Philippines Trade with Europe and America
As long as the Spanish empire on the eastern rim of the
Pacific remained intact and the galleons sailed to and from
Acapulco, there was little incentive on the part of colonial
authorities to promote the development of the Philippines,
despite the initiatives of José Basco y Vargas during his career
as governor in Manila. After his departure, the Economic Society
was allowed to fall on hard times, and the Royal Company showed
decreasing profits. The independence of Spain's Latin American
colonies, particularly Mexico in 1821, forced a fundamental
reorientation of policy. Cut off from the Mexican subsidies and
protected Latin American markets, the islands had to pay for
themselves. As a result, in the late eighteenth century
commercial isolation became less feasible.
Growing numbers of foreign merchants in Manila spurred the
integration of the Philippines into an international commercial
system linking industrialized Europe and North America with
sources of raw materials and markets in the Americas and Asia. In
principle, non-Spanish Europeans were not allowed to reside in
Manila or elsewhere in the islands, but in fact British,
American, French, and other foreign merchants circumvented this
prohibition by flying the flags of Asian states or conniving with
local officials. In 1834 the crown abolished the Royal Company of
the Philippines and formally recognized free trade, opening the
port of Manila to unrestricted foreign commerce.
By 1856 there were thirteen foreign trading firms in Manila,
of which seven were British and two American; between 1855 and
1873 the Spanish opened new ports to foreign trade, including
Iloilo on Panay, Zamboanga in the western portion of Mindanao,
Cebu on Cebu, and Legaspi in the Bicol area of southern Luzon.
The growing prominence of steam over sail navigation and the
opening of the Suez Canal in 1869 contributed to spectacular
increases in the volume of trade. In 1851 exports and imports
totaled some US$8.2 million; ten years later, they had risen to
US$18.9 million and by 1870 were US$53.3 million. Exports alone
grew by US$20 million between 1861 and 1870. British and United
States merchants dominated Philippine commerce, the former in an
especially favored position because of their bases in Singapore,
Hong Kong, and the island of Borneo.
By the late nineteenth century, three crops--tobacco, abaca,
and sugar--dominated Philippine exports. The government monopoly
on tobacco had been abolished in 1880, but Philippine cigars
maintained their high reputation, popular throughout Victorian
parlors in Britain, the European continent, and North America.
Because of the growth of worldwide shipping, Philippine abaca,
which was considered the best material for ropes and cordage,
grew in importance and after 1850 alternated with sugar as the
islands' most important export. Americans dominated the abaca
trade; raw material was made into rope, first at plants in New
England and then in the Philippines. Principal regions for the
growing of abaca were the Bicol areas of southeastern Luzon and
the eastern portions of the Visayan Islands.

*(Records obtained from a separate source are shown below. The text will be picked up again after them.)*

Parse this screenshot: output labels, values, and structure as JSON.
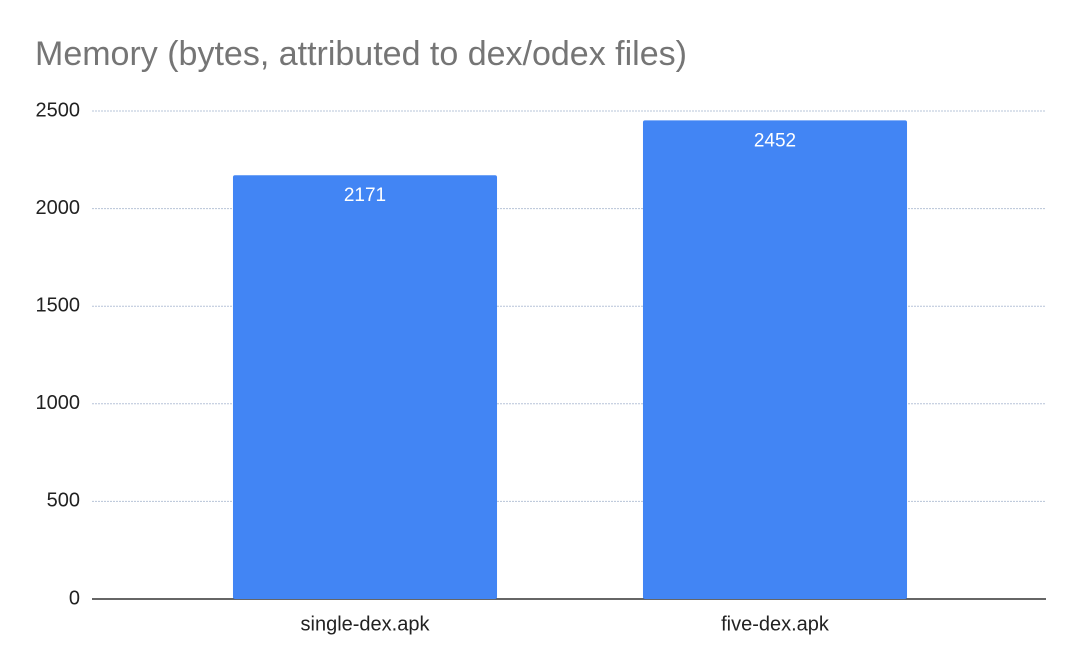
{
  "chart_data": {
    "type": "bar",
    "title": "Memory (bytes, attributed to dex/odex files)",
    "categories": [
      "single-dex.apk",
      "five-dex.apk"
    ],
    "values": [
      2171,
      2452
    ],
    "color": "#4285f4",
    "ylim": [
      0,
      2500
    ],
    "yticks": [
      0,
      500,
      1000,
      1500,
      2000,
      2500
    ],
    "grid": true,
    "data_labels": true
  }
}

Sugarcane had been produced and refined using crude methods
at least as early as the beginning of the eighteenth century. The
opening of the port of Iloilo on Panay in 1855 and the
encouragement of the British vice consul in that town, Nicholas
Loney (described by a modern writer as "a one-man whirlwind of
entrepreneurial and technical innovation"), led to the
development of the previously unsettled island of Negros as the
center of the Philippine sugar industry, exporting its product to
Britain and Australia. Loney arranged liberal credit terms for
local landlords to invest in the new crop, encouraged the
migration of labor from the neighboring and overpopulated island
of Panay, and introduced stream-driven sugar refineries that
replaced the traditional method of producing low-grade sugar in
loaves. The population of Negros tripled. Local "sugar barons"---
the owners of the sugar plantations--became a potent political
and economic force by the end of the nineteenth century.